Von der Leyen mahnte zudem den Ausbau der europäischen Rüstungsindustrie und die Stärkung der Streitkräfte in der EU an. Die Kriegsgefahr für die EU "mag nicht unmittelbar bevorstehen, aber sie ist nicht unmöglich". In ihrer Rede gab von der Leyen auch einen Ausblick auf eine neue europäische Strategie für die Verteidigungsindustrie, die ihre Kommission in den kommenden Wochen vorlegen will. Eines der Hauptziele bestehe darin, der gemeinsamen Beschaffung von Waffen Vorrang einzuräumen.

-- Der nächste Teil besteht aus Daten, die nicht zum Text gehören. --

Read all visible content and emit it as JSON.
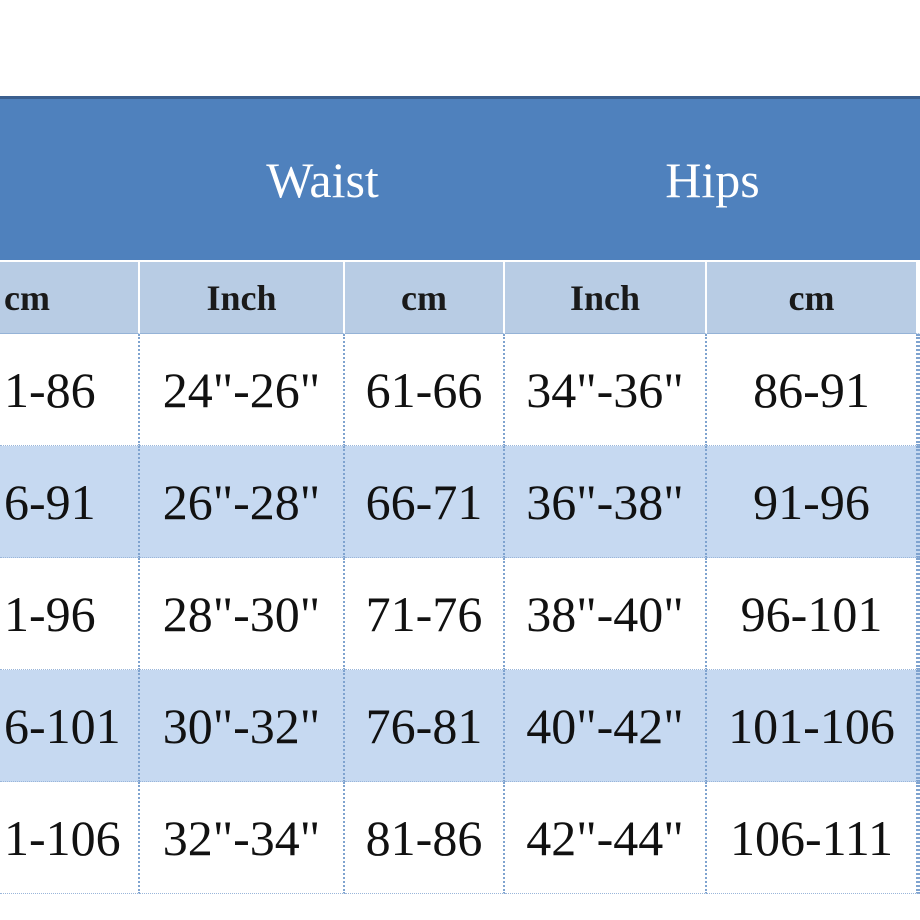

(Bericht von Andrew Gray, Andreas Rinke und Christian Krämer.; Redigiert von Hans Busemann; Bei Rückfragen wenden Sie sich bitte an unsere Redaktion unter berlin.newsroom@thomsonreuters.com (für Politik und Konjunktur) oder frankfurt.newsroom@thomsonreuters.com (für Unternehmen und Märkte).)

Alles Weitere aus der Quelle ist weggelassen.